Corona-Tagebuch 135
3. November 2020
Tag der Präsidentschaftswahlen in den USA. Einige werden sich wundern, warum wir nicht mitwählen dürfen. Das Ausmaß der Berichterstattung hierzulande nimmt immer groteskere Formen an. Was die Ehefrauen der Kandidaten zu sagen haben, ist eine Nachricht wert, wir erfahren, dass Lady Gaga aufruft wählen zu gehen und wissen, dass noch überhaupt nichts entschieden ist, weil es nämlich 100.000 mal am Tag wiederholt wird. In Wien sind 5 Menschen, darunter der Attentäter, bei einem islamistischen Terror-Anschlag ums Leben gekommen. Diese Wahnsinnigen gibt es ja auch noch. Hoffen sie etwa, dass ihr Paradies von Corona verschont geblieben ist und wollen nun ganz schnell dahin?
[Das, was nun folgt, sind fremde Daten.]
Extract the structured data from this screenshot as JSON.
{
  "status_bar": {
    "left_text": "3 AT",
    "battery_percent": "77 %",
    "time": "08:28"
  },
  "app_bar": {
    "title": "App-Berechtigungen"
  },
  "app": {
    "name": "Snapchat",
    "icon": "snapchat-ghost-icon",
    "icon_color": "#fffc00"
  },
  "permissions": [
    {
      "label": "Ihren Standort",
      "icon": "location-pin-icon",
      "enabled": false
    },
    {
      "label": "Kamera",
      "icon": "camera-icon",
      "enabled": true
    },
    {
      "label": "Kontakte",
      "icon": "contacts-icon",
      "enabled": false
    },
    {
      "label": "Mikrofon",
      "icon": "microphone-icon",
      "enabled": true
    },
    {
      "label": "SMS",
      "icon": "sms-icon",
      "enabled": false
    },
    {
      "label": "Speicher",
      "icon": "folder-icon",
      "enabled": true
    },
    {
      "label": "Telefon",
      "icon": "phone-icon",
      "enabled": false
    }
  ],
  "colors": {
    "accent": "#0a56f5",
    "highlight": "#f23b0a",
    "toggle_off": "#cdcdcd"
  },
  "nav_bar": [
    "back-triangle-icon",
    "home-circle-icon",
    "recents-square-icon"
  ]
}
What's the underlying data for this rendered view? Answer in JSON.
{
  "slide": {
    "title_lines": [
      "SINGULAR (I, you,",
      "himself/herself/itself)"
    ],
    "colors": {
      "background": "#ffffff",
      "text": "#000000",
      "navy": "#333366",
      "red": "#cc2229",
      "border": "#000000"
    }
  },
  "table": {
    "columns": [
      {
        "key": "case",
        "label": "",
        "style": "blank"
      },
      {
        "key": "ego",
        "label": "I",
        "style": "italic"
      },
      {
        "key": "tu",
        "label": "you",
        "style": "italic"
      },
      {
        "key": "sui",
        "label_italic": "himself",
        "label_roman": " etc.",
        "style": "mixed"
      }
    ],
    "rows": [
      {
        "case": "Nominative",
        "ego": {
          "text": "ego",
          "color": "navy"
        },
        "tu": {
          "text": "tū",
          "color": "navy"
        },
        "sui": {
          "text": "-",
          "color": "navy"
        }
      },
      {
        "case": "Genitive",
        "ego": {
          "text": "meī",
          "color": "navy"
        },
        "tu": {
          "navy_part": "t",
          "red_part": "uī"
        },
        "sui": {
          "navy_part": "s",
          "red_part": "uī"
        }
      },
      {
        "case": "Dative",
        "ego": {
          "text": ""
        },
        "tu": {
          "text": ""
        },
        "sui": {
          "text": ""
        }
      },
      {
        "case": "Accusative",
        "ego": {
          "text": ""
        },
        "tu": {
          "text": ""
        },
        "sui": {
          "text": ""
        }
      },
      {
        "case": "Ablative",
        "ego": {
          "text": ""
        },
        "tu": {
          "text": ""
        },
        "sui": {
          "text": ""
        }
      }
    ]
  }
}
Und wie erreicht man das am hurtigsten? Klar, den Märtyrer-Tod sterben, indem man ein paar „Ungläubige“ meuchelt. In Berlin sinkt die Zahl der Neuinfektionen langsam, auch im Wochenvergleich. 713 waren es gestern, 930 am Montag voriger Woche. Eine Blitzwirkung des Kultur- und Gastrolockdowns? Wenn schon, wohl eher der Sperrstunde. Zahlreiche deutsche Orchester wollen heute um 20 Uhr auf die Bühnen gehen und 20 Minuten in Stille verweilen, ehe sie wieder abtreten, um ihren Protest und „Unmut über den Umgang mit Kunst und Kultur“ zum Ausdruck zu bringen. Gehe heute ja ebenfalls auf die Bühne, in Leipzig. Werde allerdings nicht schweigen, so hoffe ich zumindest. Keine Sorge, handelt sich nur um ’ne Aufzeichnung, ohne Publikum, bin kein Rebell. Rekorde an Neuinfektionen melden die Ukraine, 8.899 Fälle und Frankreich, 52.518 Fälle am Tag. Bulgarien stockt die Flotte der Krankenwagen in seiner Hauptstadt Sofia durch Polizeitransporter auf. Nach den Massentests in der Slowakei sind mehr als 38.000 Menschen positiv getestet worden und jetzt in Quarantäne. Für nächstes Wochenende ist eine weitere Massentestung geplant. Die slowakische Ärztekammer bezeichnet jene vom Verteidigungsministerium geleitete Aktion als „Verschwendung ohnehin knapper Ressourcen“. Und dann noch was Schönes. Kinder können trotz Corona dem Nikolaus schreiben. Ja! Der Vorsitzende des Festausschusses Sankt Nikolaus, im saarländischen Sankt Nikolaus, Peter Gerecke, äußerte sich gegenüber der Deutschen Presseagentur (dpa) folgendermaßen: „Daran ändert sich gar nichts.“ Hurra!
Tipp für heute: Sind wir nicht alle Kinder unserer Eltern?